Pero, en el recuerdo: ¿qué fue lo que realmente sucedió?
La ruptura
sintáctica ya no es entonces, sólo una herramienta meramente poética, sino que
funciona como el espejo verbal del pasado quebradizo.
Todo confluye en el
libro. Las situaciones cotidianas están confundidas con las imaginarias en un
mismo nivel discursivo; la obra funciona en su conjunto, que debe ser leído
desde su portada hasta la última página.[1]
En efecto, Retratos de familia inicia con la pirámide de la
portada que podría leerse como una precisa metáfora del libro: sin perspectiva,
una casa oscila sobre un gallo parado en una silla que se balancea sobre el
lomo de una vaca que no se digna a mirarnos (respire, querido lector).
La pintura de
Mariori Barriga evoca a “Los músicos de Bremen”, aquel cuento medieval donde un
gallo, un gato, un perro y un burro, forman una escalera y, para asustar a unos
ladrones, lanzan un simultáneo alarido jamás vuelto a escuchar por la
humanidad. El burro rebuznaba, el perro ladraba, el gato maullaba, y el gallo
cantaba.

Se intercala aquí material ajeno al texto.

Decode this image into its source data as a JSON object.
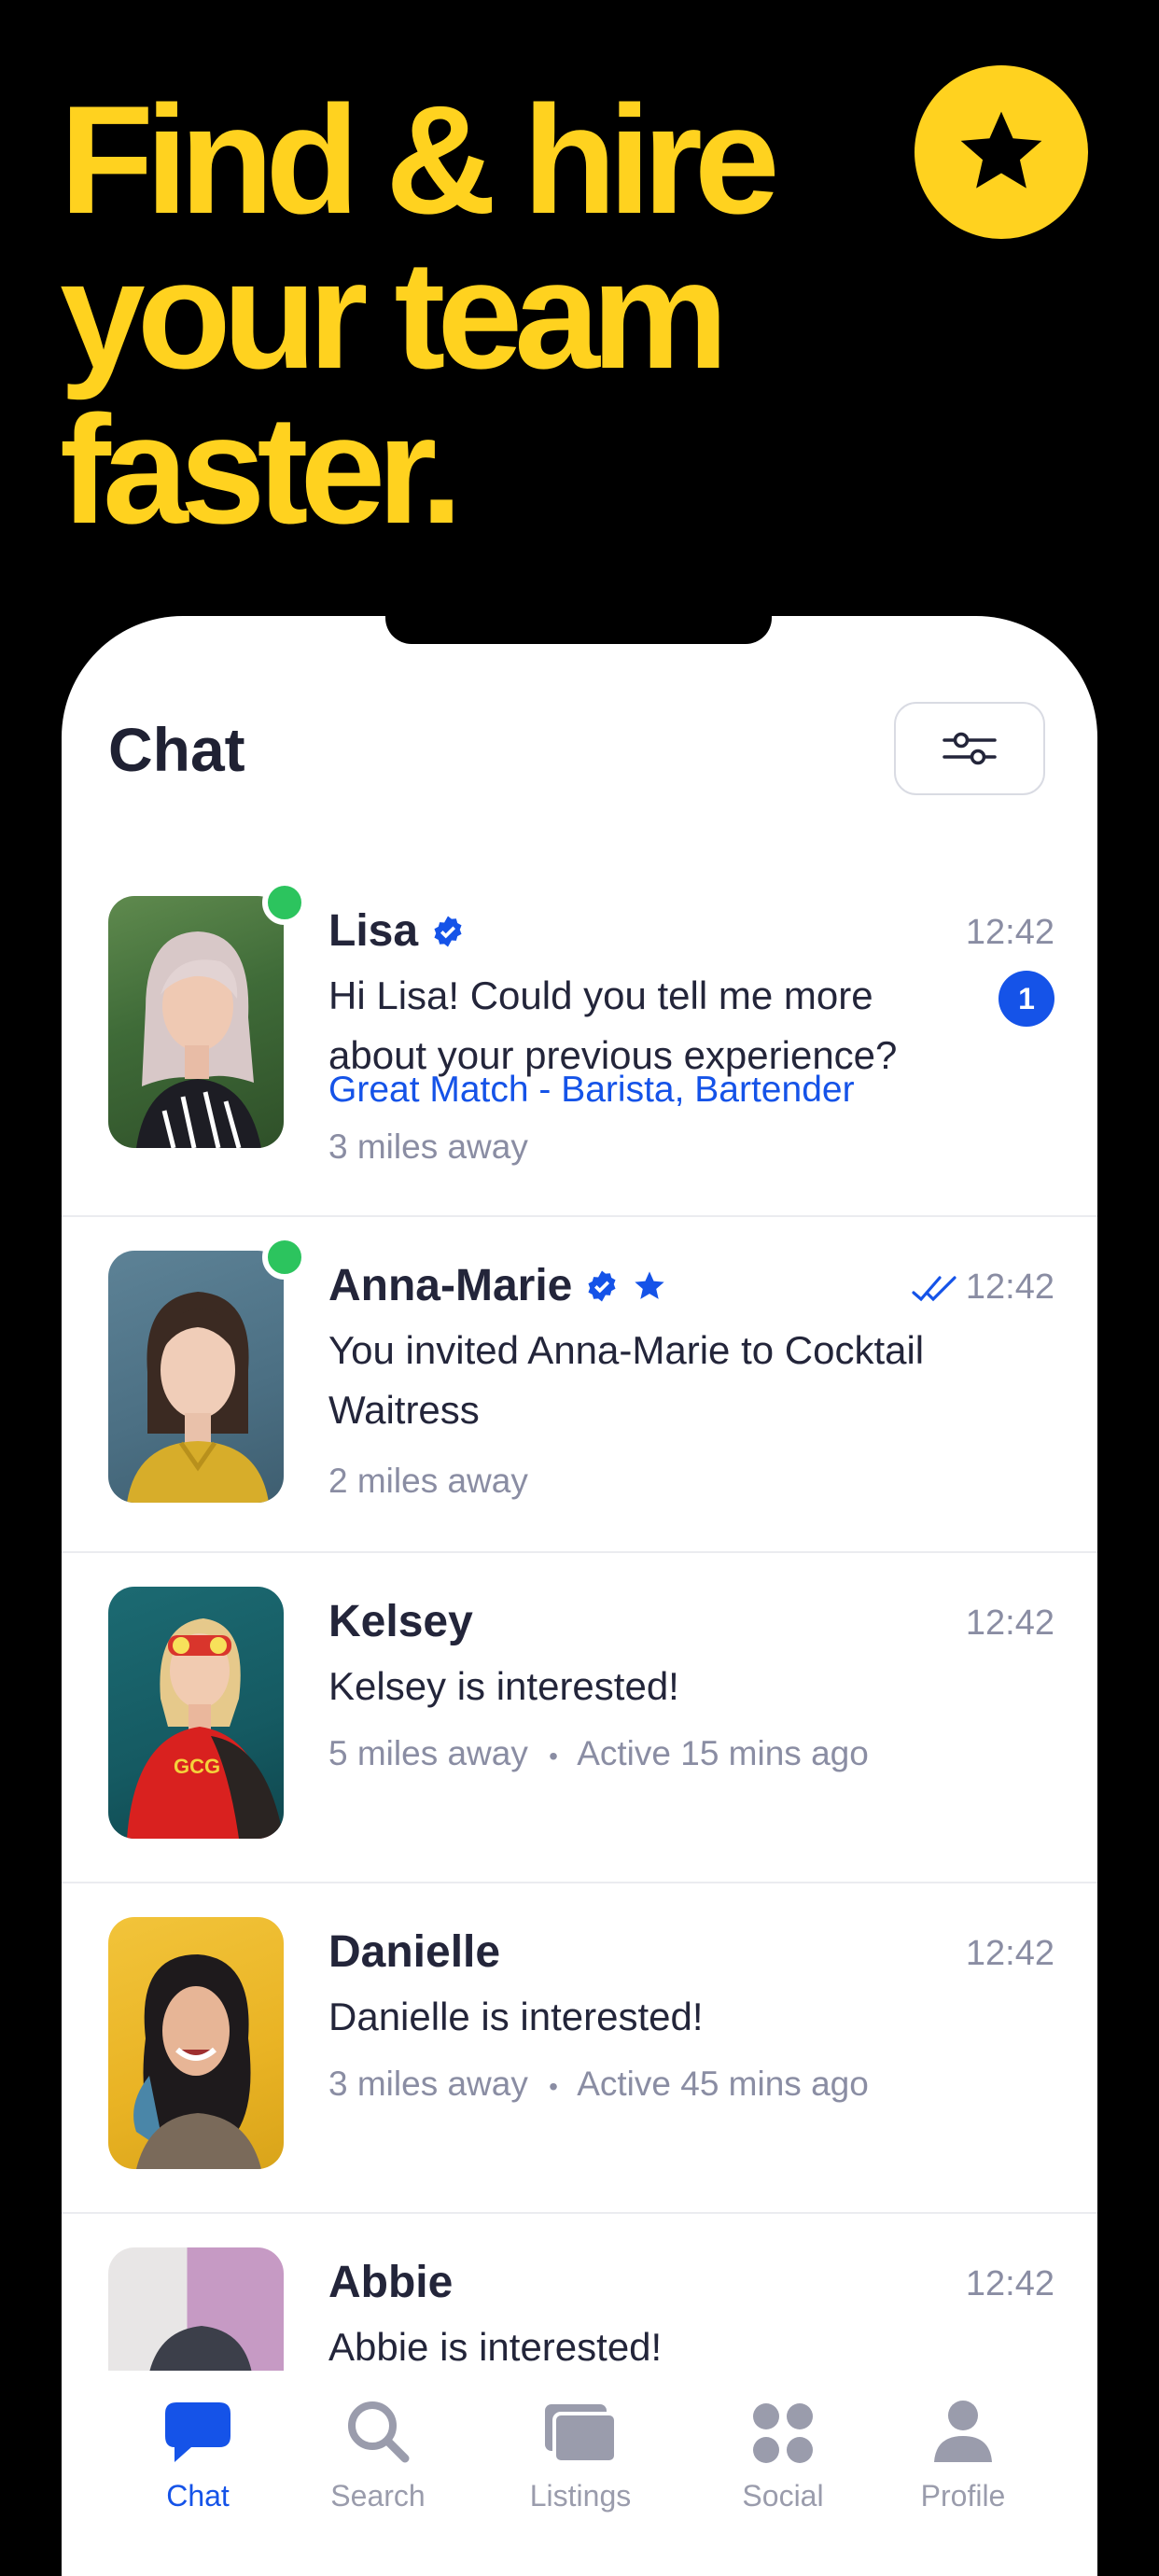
{
  "promo": {
    "headline_line1": "Find & hire",
    "headline_line2": "your team",
    "headline_line3": "faster."
  },
  "colors": {
    "accent_yellow": "#FFD21F",
    "brand_blue": "#1553E8",
    "online_green": "#2CC45E"
  },
  "header": {
    "title": "Chat"
  },
  "chats": [
    {
      "name": "Lisa",
      "verified": true,
      "starred": false,
      "online": true,
      "time": "12:42",
      "read_receipt": false,
      "unread_count": "1",
      "message": "Hi Lisa! Could you tell me more about your previous experience?",
      "match": "Great Match - Barista, Bartender",
      "distance": "3 miles away",
      "active": ""
    },
    {
      "name": "Anna-Marie",
      "verified": true,
      "starred": true,
      "online": true,
      "time": "12:42",
      "read_receipt": true,
      "unread_count": "",
      "message": "You invited Anna-Marie to Cocktail Waitress",
      "match": "",
      "distance": "2 miles away",
      "active": ""
    },
    {
      "name": "Kelsey",
      "verified": false,
      "starred": false,
      "online": false,
      "time": "12:42",
      "read_receipt": false,
      "unread_count": "",
      "message": "Kelsey is interested!",
      "match": "",
      "distance": "5 miles away",
      "separator": "•",
      "active": "Active 15 mins ago"
    },
    {
      "name": "Danielle",
      "verified": false,
      "starred": false,
      "online": false,
      "time": "12:42",
      "read_receipt": false,
      "unread_count": "",
      "message": "Danielle is interested!",
      "match": "",
      "distance": "3 miles away",
      "separator": "•",
      "active": "Active 45 mins ago"
    },
    {
      "name": "Abbie",
      "verified": false,
      "starred": false,
      "online": false,
      "time": "12:42",
      "read_receipt": false,
      "unread_count": "",
      "message": "Abbie is interested!",
      "match": "",
      "distance": "",
      "active": ""
    }
  ],
  "tabs": [
    {
      "label": "Chat",
      "icon": "chat-bubble-icon",
      "active": true
    },
    {
      "label": "Search",
      "icon": "search-icon",
      "active": false
    },
    {
      "label": "Listings",
      "icon": "listings-icon",
      "active": false
    },
    {
      "label": "Social",
      "icon": "social-grid-icon",
      "active": false
    },
    {
      "label": "Profile",
      "icon": "profile-icon",
      "active": false
    }
  ]
}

Ahora bien, ¿cuál sería entonces el sonido de este libro, de esa casa
que vacila sin derrumbarse? ¿Quiénes son los ladrones espantados?
Esos crujidos de la
casa son las astillas, los ecos que se enciman unos con otros y tejen una serie
de atmósferas, aureolas que Karen convierte en sensaciones nocturnas, miradas
infantiles que poco a poco invaden y reformulan el mundo adulto: brujas en la
cocina, gente flotando en la ventana que no hay que mirar, patios “sin luz por
donde podía salir cualquier cosa”, vestidos que se mecen al final del pasillo,
bosques habitados por duendes, humor fantasmal de los hermanos mayores que
devienen, en el recuerdo, sustos que nunca sucedieron pero que de alguna
manera, han adquirido corporeidad en algún rincón de nuestra memoria, en algún
rincón de la casa.
Gabriel Martínez Bucio |
Retratos de familia es un largo poema de suspenso que, a
partir de una invocación del pasado, intenta entender el presente. Sin embargo,
la pesquisa no logra descifrar por completo esa sustancia llamada Tiempo. Al
pasado le ha crecido moho ¿lo recuerdan? Y ahí es donde reside su mayor
eficacia. En la búsqueda sin resolución. En el limbo al que nos arroja esa
sensación de algo a punto de caer. En esos fragmentos que no encuentran su
imán: un no sé qué que queda balbuciendo. Y
entonces sospecha que “también entonces, como ahora, no entendía el orden que
movía las cosas”.
[1] Al parecer, las contraportadas siguen firmes en su
decisión de permanecer vírgenes-hasta-el-matrimonio de toda ficción posible.